Keeping track of addresses was done manually by writing a comment every 16-instructions to remind oneself regularly of the address!

#define MEMSIZE  2048
unsigned int M[MEMSIZE] = {

     // Hexadecimal number entry, converted to integer and printed out in decimal
 
     // 0x0000 -----------------------------GET-TEXT----------------------------- 

        0x1B00,     // SET R11, 0x0000     memory buffer start
        0x0000,
        0x08A0,     // CALL Hexdump
        0x1000,     // SET R0, 0x0000
        0x0000,

After about a month of part-time hand assembly, a friend Frank Eggink, provided me with a customised version of TASM32 and a hex loader program, that made the whole process somewhat easier.

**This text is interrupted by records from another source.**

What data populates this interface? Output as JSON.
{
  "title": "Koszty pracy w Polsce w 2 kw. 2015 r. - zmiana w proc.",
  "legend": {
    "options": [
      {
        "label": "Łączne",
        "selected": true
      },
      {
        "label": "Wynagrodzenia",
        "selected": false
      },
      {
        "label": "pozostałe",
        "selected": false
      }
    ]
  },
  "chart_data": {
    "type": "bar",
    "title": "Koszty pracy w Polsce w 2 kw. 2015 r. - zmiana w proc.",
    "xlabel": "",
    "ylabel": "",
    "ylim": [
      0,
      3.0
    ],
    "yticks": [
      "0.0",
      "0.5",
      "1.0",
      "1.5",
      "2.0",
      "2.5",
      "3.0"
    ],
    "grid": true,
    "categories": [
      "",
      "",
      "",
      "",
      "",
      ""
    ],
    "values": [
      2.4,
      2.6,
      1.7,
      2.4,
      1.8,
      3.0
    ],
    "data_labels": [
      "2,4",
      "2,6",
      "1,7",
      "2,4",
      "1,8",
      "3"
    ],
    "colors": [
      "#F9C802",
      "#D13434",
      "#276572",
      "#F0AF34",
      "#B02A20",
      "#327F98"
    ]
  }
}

    // 0x0070 ---------------------------PRINTHEX-------------------------------- 
        
    //  Prints out contents of R0 as a 4 digit hexadecimal number to the terminal 
    //  Leading zeroes are not suppressed
    //  R1 = Heximation Value
    //  R2 = digit 
    //  R3 = 0x30
    //  R4 = temporary storage for accumulator (Heximated value)
    //  R6 = temporary store for output character
        
        0x1200,     // SET R2, 0x0000
        0x0000,
        0x1300,     // SET R3, 0x0030
        0x0030,
                   
        0x1100,     // R1 = 4096
        0x1000,
        0x088C,     // CALL Heximate
        
        0x1100,     // R1 = 256
        0x0100,
        0x088C,     // CALL Heximate
        
        0x1100,     // R1 = 16
        0x0010,
        0x088C,     // CALL Heximate

        0x0A30,     // ADI 0x30 to make a number
        0x3600,     // Store in R6
        0x0B3A,     // SBI  0x3A  - is it bigger than ascii 9

     // 0x0080 ---------------------------------------------------------
        
        0x0284,     // BLT 0x84 -  Print decimal digit
        0x0A41,     // ADDI 0x41 - make it a hex digit 
        0x0C00,     // putchar R0
        0x0086,     // BRA CRLF

        0x2600,     // LD from R6
        0x0C00,     // putchar R0
        0x1000,     // SET R0, CR
        0x000D,
        
        0x0C00,     // putchar R0, CR
        0x0B03,     // SBI 0x03 Set R0, LF   
        0x0C00,     // putchar R0, LF
        0x0003,     // BRA START     
        
        
     // 0x008C ------------------------Heximate--------------------------------
      
        0xB100,     // SUB R1,     :Heximate 
        0x0290,     // BLT 0x90    
        0xE200,     // INC R2
        0x008C,     // BRA 0x08C

     // 0x0090 ---------------------------------------------------------    

        0x3400,     // Store R0 in R4   temporary store the remainder
        0x2200,     // MOV R2, R0  get the count from R2
        0x0A30,     // ADI 0x30 to make a number
        0x3600,     // ST R0, R6  - temporary save to R6
        
        0x0B3A,     // SBI  0x3A  - is it bigger than ascii 9
        0x0299,     // BLT 0x99 Print decimal digit
        0x0A41,     // ADI 0x41 - make it a hex digit 
        0x0C00,     // putchar R0

        0x009B,     // BRA 0x9B   Restore R0
        0x2600,     // Get R0 back from R6
        0x0C00,     // putchar R0 Print it as a decimal digit
        0x2400,     // Get R0 back from R4

        0xA100,     // ADD R1 adds DEC value to restore R0       
        0x1200,     // SET R2,0    Reset R2
        0x0000,
        0x0900,     // RET

monsonite · September 30, 2020, 10:32am

Ed - that was the initial plan, and as a means of gaining new experience in those 3 design areas.

jecel · September 30, 2020, 3:37pm

I think I have mentioned the ZPU before. Though it has a poor DMIPS/MHz ratio, I would seriously consider it as an option if I were building a TTL computer.

The only visible registers are the program counter and the stack pointer.